Remember: cheating is bad, in any form. Sadly, there are millions of people around the world that do this on a daily basis. Now, as if this fact alone wasn’t enough, they also get caught and mess everything up. It’s one thing to man up and talk about it and an entirely different story when you’re keeping it a secret and eventually get caught red-handed.
So, today we’ll talk about how to have an affair and act like a complete dumbass. As you’ll learn today, most men and women are pretty, well, stupid, when it comes to hiding their tracks. There are hundreds of surveys and researches online that prove our point. Again, we’re NOT saying that you should be a cheater and a person that refuses to come clean and take a “hit” from their spouses/partners.
Treat this as some sort of a “dummy cheater” guide. Interesting fact: on average, it usually takes 3-4 years to get caught; and, the cheaters get busted on the 3rd affair. Another fact: most folks that are unfaithful in a marriage were unfaithful before sealing the deal. Alright, now it is time to take a look at our list.
How To Have An Affair As A Complete Idiot – The Basics
#1 – Never Delete Your Text Messages
This might sound ridiculous, but most people forget to clean their messages when having an affair. Almost 40% of the international cheaters are being caught because of their “trusty” gadgets (phones, mostly). It’s common for humans to worry about the most unthinkable things while neglecting the most obvious mistakes they make daily. A quick tip: keeping the phone on you 24/7 or simply hiding it will raise suspicions.
#2 – Don’t Keep Track Of Your Own Email
Statistically, approximately 1/5th of the cheaters were caught through (or, rather, because of) their email. If you keep checking your mail every 5 minutes and being shady when your boy/girl-friend asks what’s so important about them, best believe you’ll be caught soon. Plus, most folks just leave their emails open and a new naughty message always tends to pop up whenever their man/woman enters the room – busted!

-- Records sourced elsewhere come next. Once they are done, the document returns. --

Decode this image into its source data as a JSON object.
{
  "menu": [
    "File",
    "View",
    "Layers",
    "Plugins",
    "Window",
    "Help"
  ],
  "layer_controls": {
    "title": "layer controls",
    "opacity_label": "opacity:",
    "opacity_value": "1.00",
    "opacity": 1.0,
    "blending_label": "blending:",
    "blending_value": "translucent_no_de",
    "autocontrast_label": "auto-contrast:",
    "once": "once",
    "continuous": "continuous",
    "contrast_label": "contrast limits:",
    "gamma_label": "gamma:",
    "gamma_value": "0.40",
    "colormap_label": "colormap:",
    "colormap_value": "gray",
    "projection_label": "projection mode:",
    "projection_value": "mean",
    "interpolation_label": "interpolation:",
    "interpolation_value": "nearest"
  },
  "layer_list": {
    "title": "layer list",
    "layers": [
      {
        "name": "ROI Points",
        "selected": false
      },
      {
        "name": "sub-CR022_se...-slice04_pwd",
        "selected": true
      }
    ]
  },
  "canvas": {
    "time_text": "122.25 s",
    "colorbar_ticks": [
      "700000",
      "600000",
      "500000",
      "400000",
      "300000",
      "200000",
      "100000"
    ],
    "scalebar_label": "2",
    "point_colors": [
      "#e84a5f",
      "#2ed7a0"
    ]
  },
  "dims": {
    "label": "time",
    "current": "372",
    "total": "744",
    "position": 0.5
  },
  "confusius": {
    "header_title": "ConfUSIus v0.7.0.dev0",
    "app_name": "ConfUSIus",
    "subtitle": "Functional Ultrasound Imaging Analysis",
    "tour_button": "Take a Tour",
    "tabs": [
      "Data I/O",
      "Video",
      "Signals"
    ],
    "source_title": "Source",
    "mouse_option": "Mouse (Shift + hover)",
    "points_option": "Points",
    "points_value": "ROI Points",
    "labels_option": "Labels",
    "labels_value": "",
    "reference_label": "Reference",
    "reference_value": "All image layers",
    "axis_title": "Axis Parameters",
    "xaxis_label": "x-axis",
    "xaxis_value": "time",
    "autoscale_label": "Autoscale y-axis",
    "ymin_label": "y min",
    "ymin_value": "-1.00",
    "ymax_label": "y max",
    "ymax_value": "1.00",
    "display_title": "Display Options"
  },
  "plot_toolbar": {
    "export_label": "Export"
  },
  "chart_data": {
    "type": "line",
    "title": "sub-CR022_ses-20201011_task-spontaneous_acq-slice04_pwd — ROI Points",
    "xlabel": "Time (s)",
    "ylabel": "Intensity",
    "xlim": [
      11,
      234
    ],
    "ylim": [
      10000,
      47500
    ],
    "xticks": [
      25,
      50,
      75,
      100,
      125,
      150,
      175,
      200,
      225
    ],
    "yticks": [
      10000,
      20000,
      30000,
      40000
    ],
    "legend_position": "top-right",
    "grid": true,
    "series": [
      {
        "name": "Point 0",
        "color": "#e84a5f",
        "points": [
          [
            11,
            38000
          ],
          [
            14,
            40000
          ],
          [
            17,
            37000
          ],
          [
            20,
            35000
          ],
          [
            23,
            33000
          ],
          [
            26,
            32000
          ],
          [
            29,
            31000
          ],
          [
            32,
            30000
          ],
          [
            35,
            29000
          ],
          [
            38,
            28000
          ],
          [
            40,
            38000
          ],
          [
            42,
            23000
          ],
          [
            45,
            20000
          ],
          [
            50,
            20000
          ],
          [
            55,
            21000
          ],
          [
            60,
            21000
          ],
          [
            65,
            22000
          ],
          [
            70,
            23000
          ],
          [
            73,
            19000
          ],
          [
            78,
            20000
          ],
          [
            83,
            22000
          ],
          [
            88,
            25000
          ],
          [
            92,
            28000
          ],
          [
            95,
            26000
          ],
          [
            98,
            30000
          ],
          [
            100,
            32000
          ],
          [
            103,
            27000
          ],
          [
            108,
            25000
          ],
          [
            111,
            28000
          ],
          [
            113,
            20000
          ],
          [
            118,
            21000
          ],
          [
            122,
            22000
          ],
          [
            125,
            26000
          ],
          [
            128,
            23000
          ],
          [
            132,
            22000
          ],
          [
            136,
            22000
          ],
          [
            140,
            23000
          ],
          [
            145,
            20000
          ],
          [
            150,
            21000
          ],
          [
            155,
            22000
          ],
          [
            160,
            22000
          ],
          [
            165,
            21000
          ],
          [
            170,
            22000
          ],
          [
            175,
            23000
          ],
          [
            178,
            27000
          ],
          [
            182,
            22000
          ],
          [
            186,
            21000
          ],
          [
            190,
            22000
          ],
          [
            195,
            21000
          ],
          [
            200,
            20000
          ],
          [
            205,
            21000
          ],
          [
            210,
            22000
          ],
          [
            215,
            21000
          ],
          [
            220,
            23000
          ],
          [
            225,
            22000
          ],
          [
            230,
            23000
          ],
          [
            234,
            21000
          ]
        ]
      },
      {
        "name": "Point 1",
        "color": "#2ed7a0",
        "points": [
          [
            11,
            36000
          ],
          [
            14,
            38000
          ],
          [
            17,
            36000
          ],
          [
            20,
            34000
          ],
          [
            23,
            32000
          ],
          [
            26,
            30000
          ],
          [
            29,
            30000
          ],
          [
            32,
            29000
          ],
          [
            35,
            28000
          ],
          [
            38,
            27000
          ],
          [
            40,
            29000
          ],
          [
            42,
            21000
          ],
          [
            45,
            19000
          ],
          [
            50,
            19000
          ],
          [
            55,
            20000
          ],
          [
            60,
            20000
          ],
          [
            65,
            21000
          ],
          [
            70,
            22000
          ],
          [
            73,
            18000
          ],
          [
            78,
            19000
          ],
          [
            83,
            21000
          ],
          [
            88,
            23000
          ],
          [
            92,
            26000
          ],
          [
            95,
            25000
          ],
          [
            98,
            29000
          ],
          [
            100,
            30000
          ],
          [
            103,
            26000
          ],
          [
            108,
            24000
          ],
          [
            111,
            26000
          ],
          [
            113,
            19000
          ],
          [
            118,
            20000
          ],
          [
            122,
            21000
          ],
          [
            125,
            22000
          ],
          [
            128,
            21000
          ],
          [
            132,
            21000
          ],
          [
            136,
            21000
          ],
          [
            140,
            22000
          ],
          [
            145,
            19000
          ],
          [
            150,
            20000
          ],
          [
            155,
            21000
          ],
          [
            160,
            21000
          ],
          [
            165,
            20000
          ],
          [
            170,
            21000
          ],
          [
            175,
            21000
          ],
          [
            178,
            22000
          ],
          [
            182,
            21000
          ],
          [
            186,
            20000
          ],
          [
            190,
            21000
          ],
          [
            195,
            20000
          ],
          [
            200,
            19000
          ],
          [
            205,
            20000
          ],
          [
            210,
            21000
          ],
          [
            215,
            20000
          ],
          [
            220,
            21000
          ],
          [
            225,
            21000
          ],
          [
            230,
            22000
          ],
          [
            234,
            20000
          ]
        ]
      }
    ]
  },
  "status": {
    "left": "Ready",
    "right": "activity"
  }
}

#3 – Avoid Telling The Truth About Where You’ve Been
Naturally, without any “training”, we, the humans, get confused when asked about our whereabouts; that’s especially true for someone that’s doing a bad thing. So, if you’ve been wondering how to have an affair and not get caught, prepare yourself for some straight, cool answers.
“Where have you been?” is probably the most popular question partners ask each other. Be careful, however, because in order for you to escape justice, every single thing you say needs to check out, and that can be overwhelming.
How To Have An Affair As A Complete Idiot – Taking It A Step Further
#4 – Stand In The Middle Of A Public Spot
Did you know that almost 15% of the cheaters get caught in real action? Yes, that’s true, and in most cases, they get spotted in public places like restaurants, cafes, and such. It actually hurts a lot more when you find your loved one just chilling in plain sight (as compared to catching them with their pants down). Well, what can we say – sometimes, people get too confident in their own ability to get away with things.
#5 – Remember: You Friends Can Tell On You
About 5 to 7 percent of affairs end after a couple’s mutual friend informs the wife/husband about the unfaithful one. As we just said, certain people aren’t even afraid to share their “great victories” on the side with their BFFs.
In other times, the mutual friends just see it all and take it on themselves to become the bearers of bad news. It always hurts, no matter how you learn about infidelity. But, at the very least, you get some time to process it this way.
#6 – How About Making Out Right In Front Of Your Partner?
It’s not rare for folks to get drunk and cheat right in front of their boyfriends/girlfriends. Well, it doesn’t have to be on the same bed, but definitely in the same house. Other drunks tend to kiss and hug at a bar or another public place. They are simply too wasted to remember that they didn’t go there alone. This definitely deserves to lead the how to have an affair like a dumbass list.
#7 – Putting Dirty Stuff On iCloud? Why Not?
The recent hacker attacks on celebrities and the leaks of their nudes online didn’t really teach the regular folks anything: they’re still posting everything in the clouds. Imagine how bad your partner will feel when they find out that you’ve been cheating through iCloud. This is another one of those incredibly stupid things to do in the technological age. Besides, why keep naughty photos/videos anywhere in the first place?